Durch die wilde Macchia

Wo Pasquale de Paoli vor 250 Jahren die Republik probte und der nationalistische Rebell Yvan vor zwei Jahren untertauchte – eine korsische Reise von der offenen Küste in die unzugängliche Macchia

von GERD SCHUMANN

Keinen Katzensprung entfernt vom Meer, im Bistro um die Ecke vom Justizpalast in Ajacciu bringt die Kellnerin einen großen Café Crème nebst frischem Croissant, von dem ich mit einer Hand mühsam eine Spitze abknicke, krümelig, um zeitgleich mit der anderen die Morgenzeitung aufzuschlagen. Auf Seite eins von „Corse Matin“ Schumi Schuhmacher, Gattin Corinna ausführend zu „le shopping in Cannes“.

Schuhmacher, nicht nur wegen der Stachelbeine unterhalb bunter Shorts Prototyp des hässlichen Deutschen, glotzt mich so locker an wie ein Rennfahrer beim vergeblichen Versuch, die Kurve zu kriegen.
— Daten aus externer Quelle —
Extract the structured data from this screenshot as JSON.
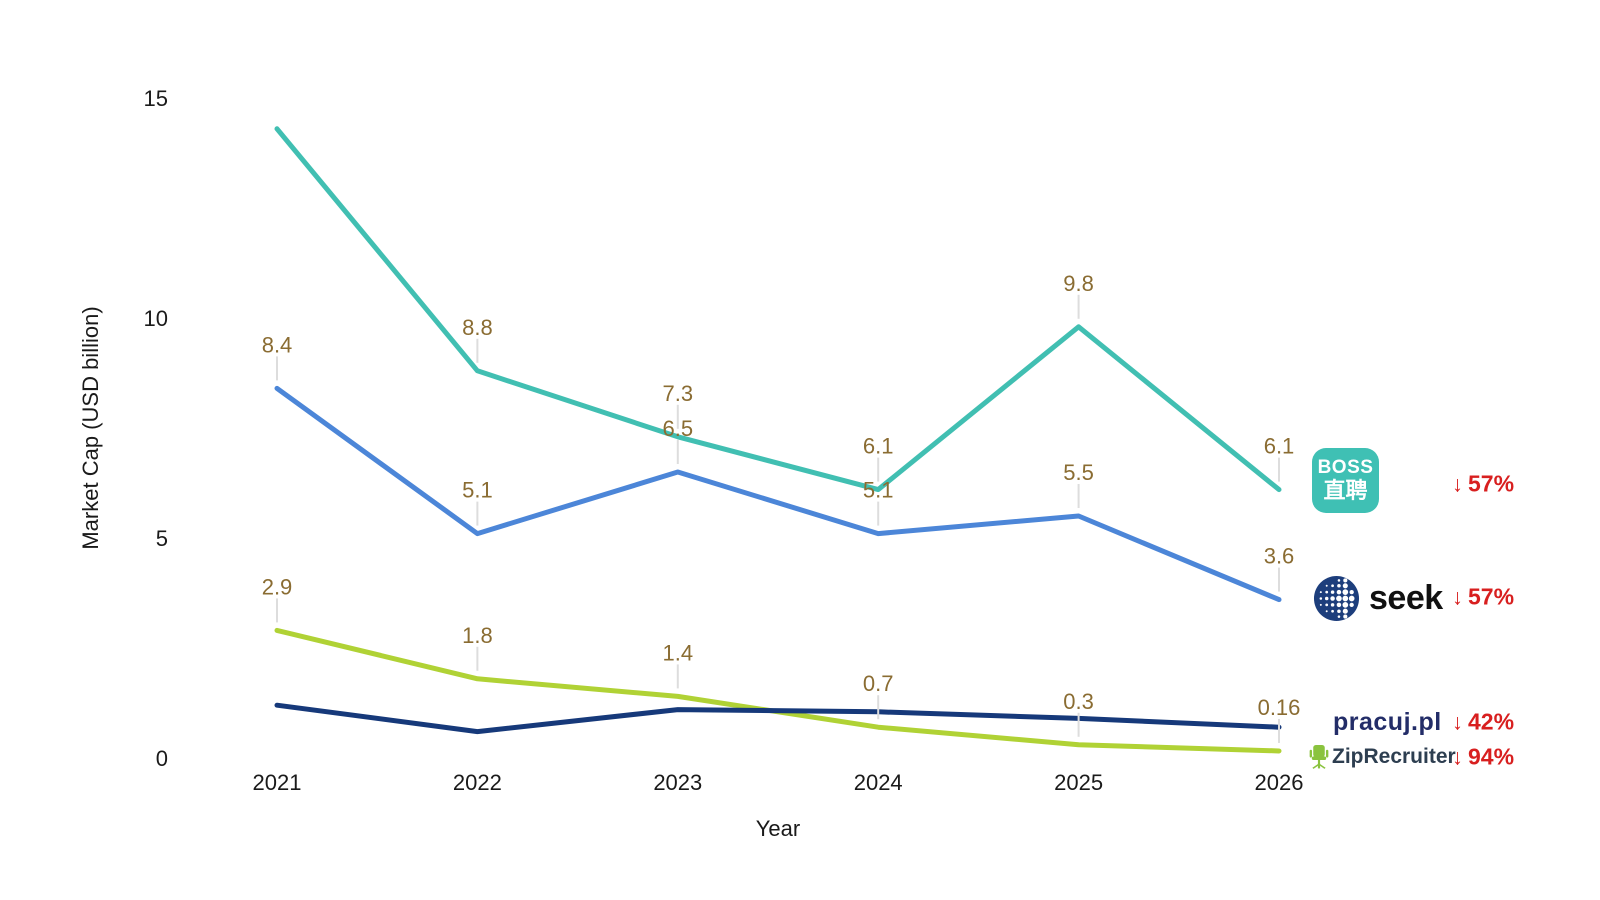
{
  "chart_data": {
    "type": "line",
    "title": "",
    "xlabel": "Year",
    "ylabel": "Market Cap (USD billion)",
    "x": [
      2021,
      2022,
      2023,
      2024,
      2025,
      2026
    ],
    "yticks": [
      0,
      5,
      10,
      15
    ],
    "ylim": [
      0,
      15
    ],
    "grid": false,
    "legend_position": "right",
    "point_label_color": "#8a6c32",
    "series": [
      {
        "name": "BOSS直聘",
        "color": "#41bfb2",
        "values": [
          14.3,
          8.8,
          7.3,
          6.1,
          9.8,
          6.1
        ],
        "point_labels": [
          "",
          "8.8",
          "7.3",
          "6.1",
          "9.8",
          "6.1"
        ]
      },
      {
        "name": "seek",
        "color": "#4c86d8",
        "values": [
          8.4,
          5.1,
          6.5,
          5.1,
          5.5,
          3.6
        ],
        "point_labels": [
          "8.4",
          "5.1",
          "6.5",
          "5.1",
          "5.5",
          "3.6"
        ]
      },
      {
        "name": "ZipRecruiter",
        "color": "#b0d235",
        "values": [
          2.9,
          1.8,
          1.4,
          0.7,
          0.3,
          0.16
        ],
        "point_labels": [
          "2.9",
          "1.8",
          "1.4",
          "0.7",
          "0.3",
          "0.16"
        ]
      },
      {
        "name": "pracuj.pl",
        "color": "#16397a",
        "values": [
          1.2,
          0.6,
          1.1,
          1.05,
          0.9,
          0.7
        ],
        "point_labels": [
          "",
          "",
          "",
          "",
          "",
          ""
        ]
      }
    ]
  },
  "legend": {
    "boss": {
      "logo_line1": "BOSS",
      "logo_line2": "直聘",
      "arrow": "↓",
      "change": "57%"
    },
    "seek": {
      "wordmark": "seek",
      "arrow": "↓",
      "change": "57%"
    },
    "pracuj": {
      "wordmark": "pracuj.pl",
      "arrow": "↓",
      "change": "42%"
    },
    "zip": {
      "wordmark": "ZipRecruiter",
      "arrow": "↓",
      "change": "94%"
    }
  },
  "colors": {
    "decline_red": "#d81f1f",
    "axis_text": "#1a1a1a",
    "label_connector": "#dddddd",
    "boss_teal": "#3fc0b4",
    "seek_navy": "#1d3e7c",
    "zip_green": "#8ac33e"
  }
}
Der Tag scheint gelaufen. Dunkle Wolken ziehen auf. Göttliche Vorsehung etwa?

Nun, bis heute weiß niemand, wer gezündelt hat. Ob irgendein Touri eine glühende Zigarettenkippe in die knochentrockene Macchia schleuderte oder ein korsischer Bauer sich mühsame Feldbestellarbeit hinterm Pflug ersparen oder ein Hotelkonzern dem hartleibigen Kleingrundbesitzer die brandrote Karte zeigen wollte. Fakt ist, dass zum soundsovielten, kaum zählbaren Mal in diesem Jahr die Feuersbrunst quadratkilometerweise Busch frisst und die Löschmannschaften keine Chance haben.
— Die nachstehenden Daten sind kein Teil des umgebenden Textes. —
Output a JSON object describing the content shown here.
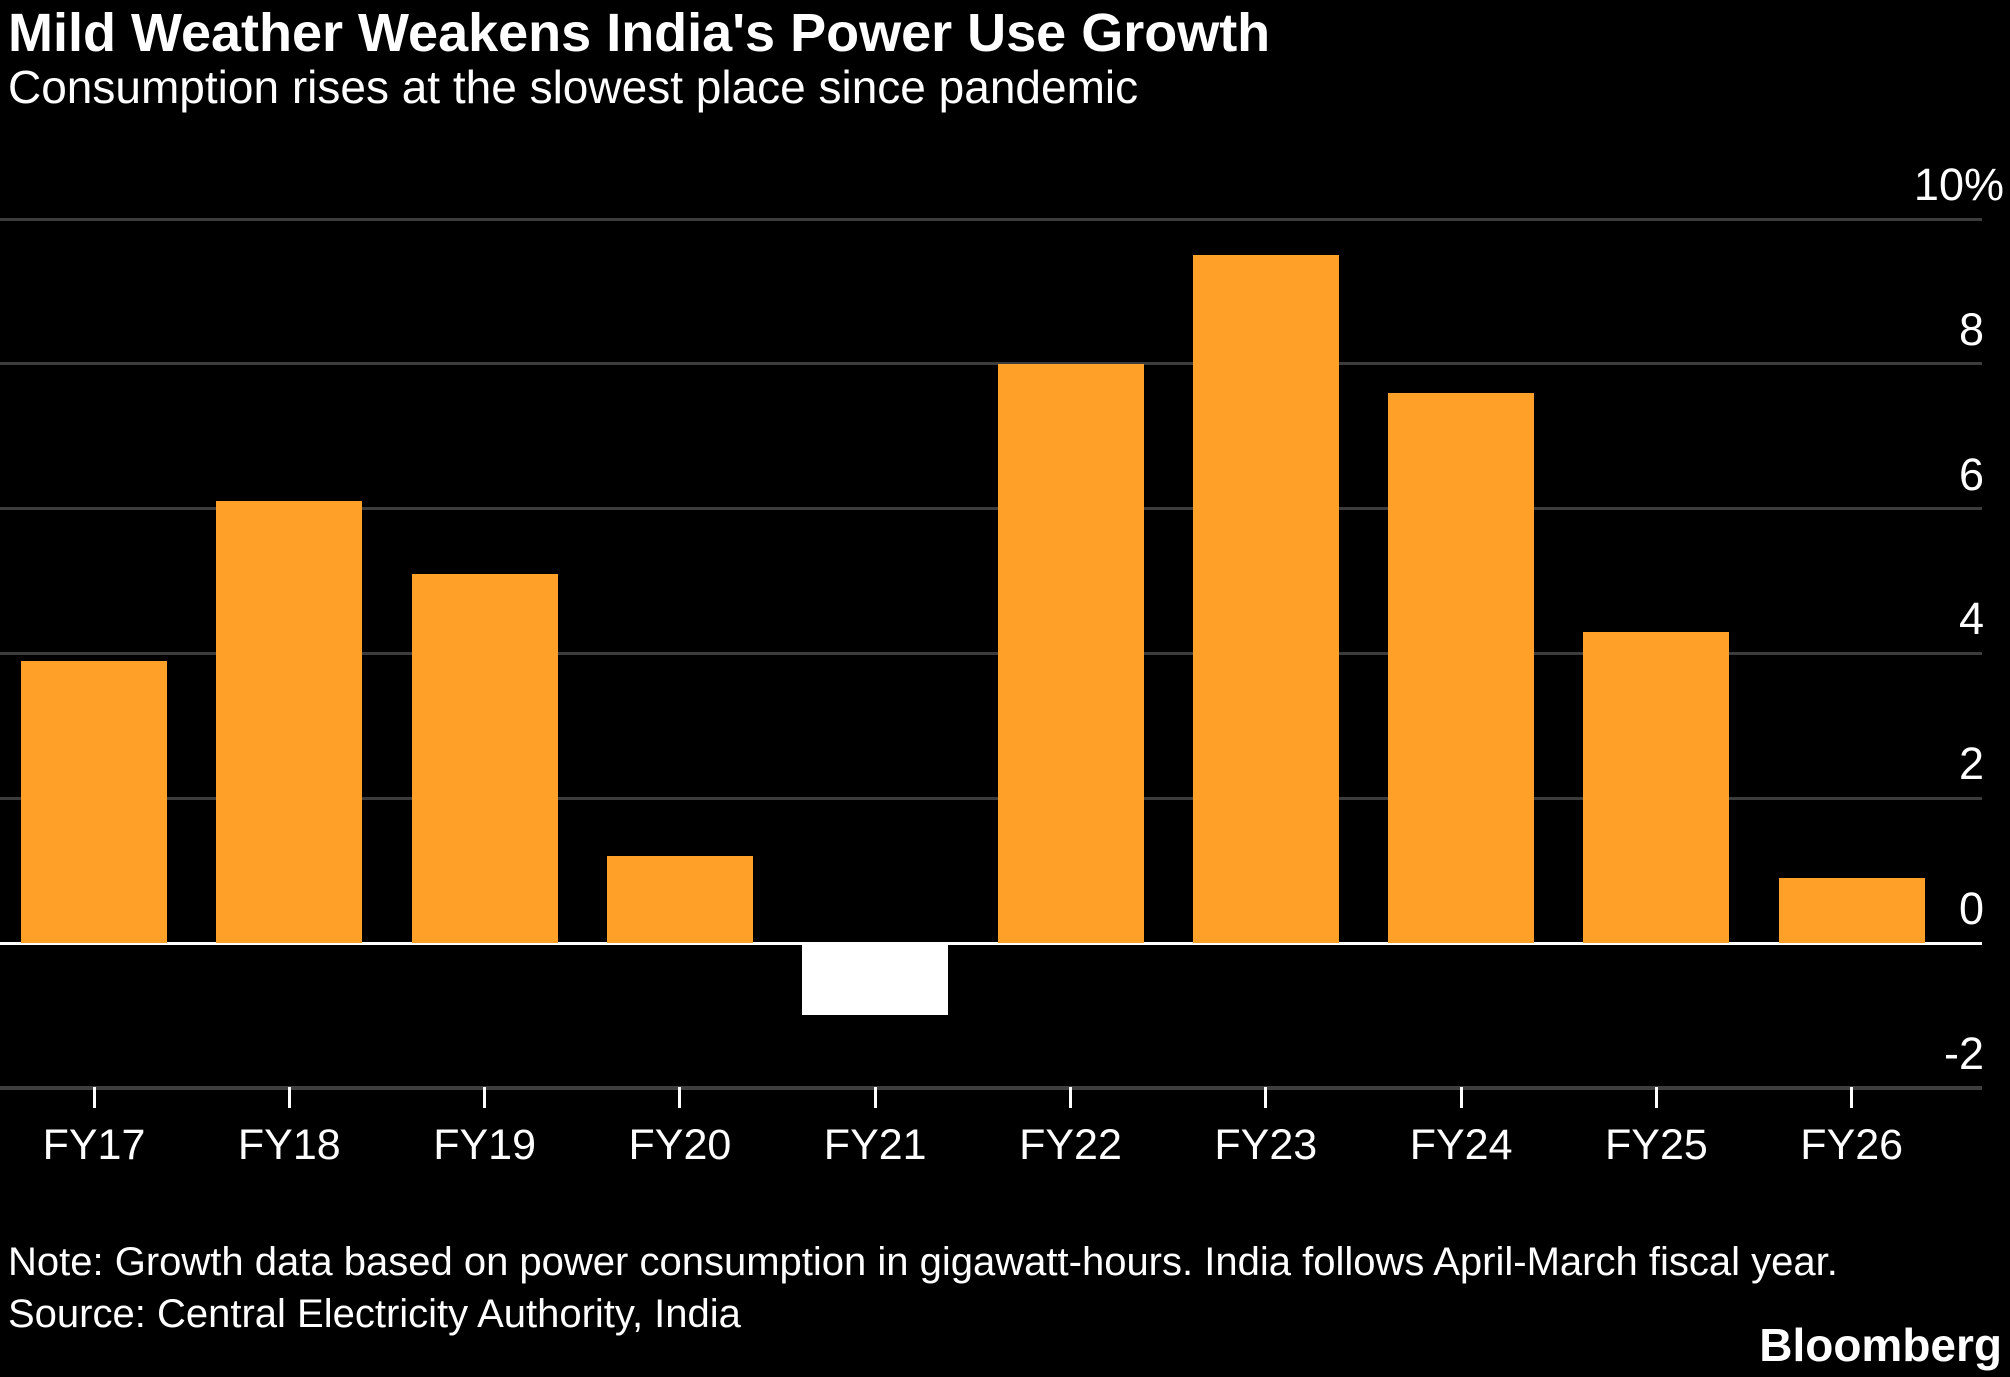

Also wird Luftunterstützung angefordert. Fliegenden, dickbäuchigen Staubsaugern gleich schleichen sich drei träge Flugzeuge knapp über die Wasseroberfläche des Golfs bei Ajacciu (französisch: Ajaccio). Fontänen feinster Wasserpartikelchen aufwirbelnd schlürfen die „Wasserbomber“ Mega-Kubikmeter Flüssigkeit in sich hinein, um dann hurtig abzudrehen in Richtung der dicken, schwarzen Rauchschwaden, wo sie ihre Ladung abkippen werden: Ein Drittel direkt ins Feuer, zwei Drittel auf die angrenzenden Noch-Grünflächen. Zwei Tage, so lese ich später in der Zeitung, werden sie brauchen, um den Brand unter Kontrolle zu bekommen. „L’Incendie“, die Feuersbrunst, gehört seit ewig zu den schicksalhaften Schrecken der viertgrößten mediterranen Insel. Deren offenbare Unvermeidbarkeit verweist darauf, warum auf Korsika schwarz Modefarbe ist und das Eiland als Hort einer tiefen Traurigkeit gilt.
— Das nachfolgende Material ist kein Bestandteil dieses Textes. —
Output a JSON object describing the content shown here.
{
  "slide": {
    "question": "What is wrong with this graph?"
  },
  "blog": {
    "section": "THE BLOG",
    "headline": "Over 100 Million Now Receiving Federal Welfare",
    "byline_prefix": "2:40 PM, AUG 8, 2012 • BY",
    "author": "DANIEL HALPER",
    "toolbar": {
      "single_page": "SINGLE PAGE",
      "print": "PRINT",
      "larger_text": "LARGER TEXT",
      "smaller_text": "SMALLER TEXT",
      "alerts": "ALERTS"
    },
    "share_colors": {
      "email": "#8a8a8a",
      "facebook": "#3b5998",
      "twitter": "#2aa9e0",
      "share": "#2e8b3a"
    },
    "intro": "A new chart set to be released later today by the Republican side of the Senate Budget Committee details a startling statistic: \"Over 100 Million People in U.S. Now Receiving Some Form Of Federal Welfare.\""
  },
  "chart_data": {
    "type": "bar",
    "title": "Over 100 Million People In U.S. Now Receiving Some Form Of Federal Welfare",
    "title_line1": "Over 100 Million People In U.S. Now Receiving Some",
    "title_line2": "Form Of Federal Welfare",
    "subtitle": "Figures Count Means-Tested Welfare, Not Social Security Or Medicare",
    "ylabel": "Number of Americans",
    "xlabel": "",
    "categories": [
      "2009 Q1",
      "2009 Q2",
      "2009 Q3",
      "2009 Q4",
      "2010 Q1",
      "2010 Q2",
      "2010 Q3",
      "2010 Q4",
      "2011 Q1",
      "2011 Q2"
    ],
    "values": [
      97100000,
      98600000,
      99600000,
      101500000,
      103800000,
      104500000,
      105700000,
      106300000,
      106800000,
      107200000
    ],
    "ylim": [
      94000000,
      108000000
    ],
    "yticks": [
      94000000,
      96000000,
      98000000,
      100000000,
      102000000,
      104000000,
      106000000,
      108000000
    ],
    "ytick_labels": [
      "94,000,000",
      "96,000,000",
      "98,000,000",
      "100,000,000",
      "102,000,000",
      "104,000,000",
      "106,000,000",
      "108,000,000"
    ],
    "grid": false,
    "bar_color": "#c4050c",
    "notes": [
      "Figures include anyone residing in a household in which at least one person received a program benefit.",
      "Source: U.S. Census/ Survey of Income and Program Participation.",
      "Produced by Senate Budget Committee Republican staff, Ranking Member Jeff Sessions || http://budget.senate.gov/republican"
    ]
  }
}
Völlig unbeeindruckt von der rauchumnebelten Sonne zupfen zwei Musiker am Kai gelangweilt die Saiten ihrer Gitarren, sonnenbebrillt, Beine übereinandergeschlagen, lässig. Sie werden als touristisches Beiprogramm eher belächelt. Eingeborene halt ... Achtlos schlendern die Fremden an den beiden Männern vorbei zum „petit train“, einer putzigen Kindereisenbahn auf bereiften Rädern, die die schnatternde Schar zum Sightseeing durch Napoleons Geburtsstadt Ajacciu transportieren wird. Das Feuer ist weit, doch riecht’s mittlerweile leicht brenzlig und ganz anders, als es der kleine Imperator nach Waterloo auf St. Helena erinnerte: „Alles ist auf Korsika besser, selbst der Geruch, den es ausströmt.“

Nach 15 Minuten fällt für die Gitarreros ein imaginärer Vorhang und sie packen ihre Gerätschaften zusammen. Auch vollkommen ohne Worte hatte das zur Aufführung gelangte Stück von schlecht bezahlter Arbeit im Tourismusbereich erzählt, und ich erinnere mich noch lebhaft an meinen ersten, von unbedarfter Kenntnislosigkeit geprägten Aufenthalt hier, als die Dorfbewohner nach ihrem ungeliebten Tagwerk inmitten des brausenden Fremdenverkehrs selbst in ihrer Lieblingskneipe noch auf uns Touristen stießen, fleißig um Kontaktpflege zur weiblichen Bevölkerung bemüht. Nach wilder Verfolgungsjagd mit großen Hunden und doppelläufigen Jagdgewehren im Nacken endeten wir schließlich in einem Dornenbusch, schwer zerkratzt, aber glücklich, überlebt zu haben. Das war im rauhen Landesinneren, mitten in der Macchia, wo es mich nun wieder hinzieht – nicht mit dem „kleinen Zug“, sondern mit einem richtigen.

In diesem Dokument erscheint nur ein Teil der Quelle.